Financial storm dims hope of tough U.N. climate pact | Special Coverage | Reuters
"There will be a shift in investments" toward energy efficiency, said Nick Mabey, director of E3G think-tank in London. Saving energy, such as by insulating buildings, gives quick returns and can help create jobs.
A year ago, many governments were billing the fight against warming as humanity's top long-term challenge after the U.N. Climate Panel said human use of fossil fuels would bring more floods, heatwaves, droughts and rising seas.
Now, with the United States caught in a financial storm that may cost $700 billion of taxpayers' money to fix, a plan to agree a new U.N. treaty to fight global warming in Copenhagen in December 2009 is looking ever more ambitious.
German Foreign Minister Frank-Walter Steinmeier said on Tuesday the market difficulties would make it harder to agree a climate deal, while U.S. Democratic presidential candidate Barack Obama said last week he may be forced to scale back his planned investments in energy.
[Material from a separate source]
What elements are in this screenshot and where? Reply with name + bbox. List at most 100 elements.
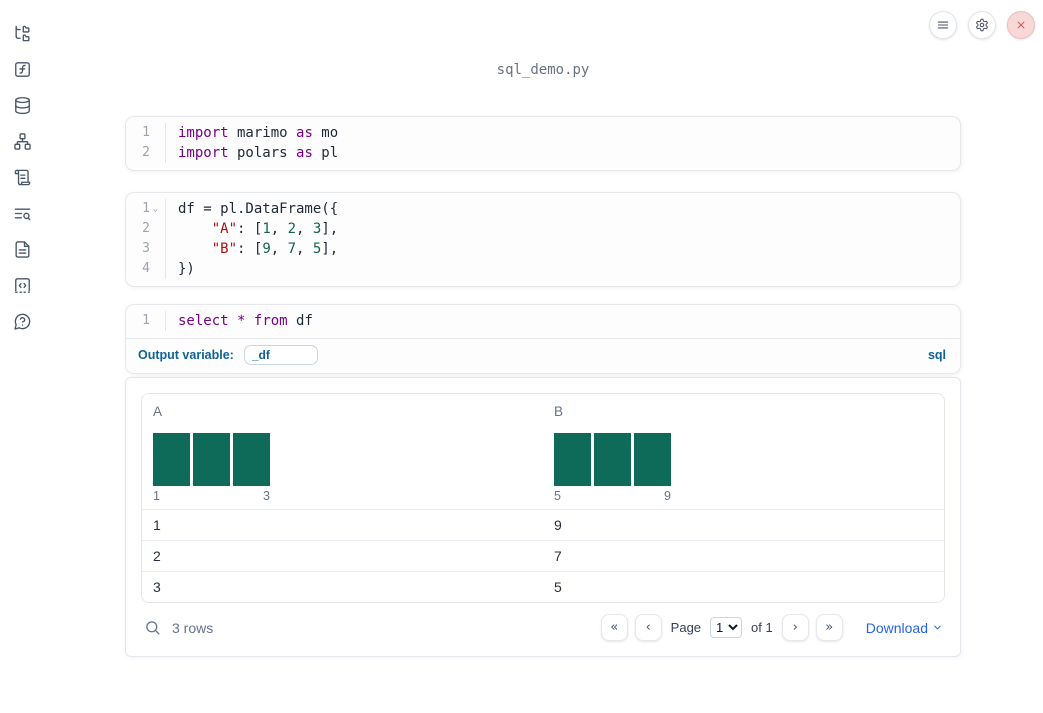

"It's starting to weigh on peoples' minds that the whole process could go completely wrong," said Mabey. In the worst case, the negotiations could collapse, like U.N. trade talks.
...
Diringer said the next U.S. president should re-cast the fight against warming as a way to break dependence on oil imports and as a tool to help economic recovery -- some revenues from future carbon trading could go to the Treasury.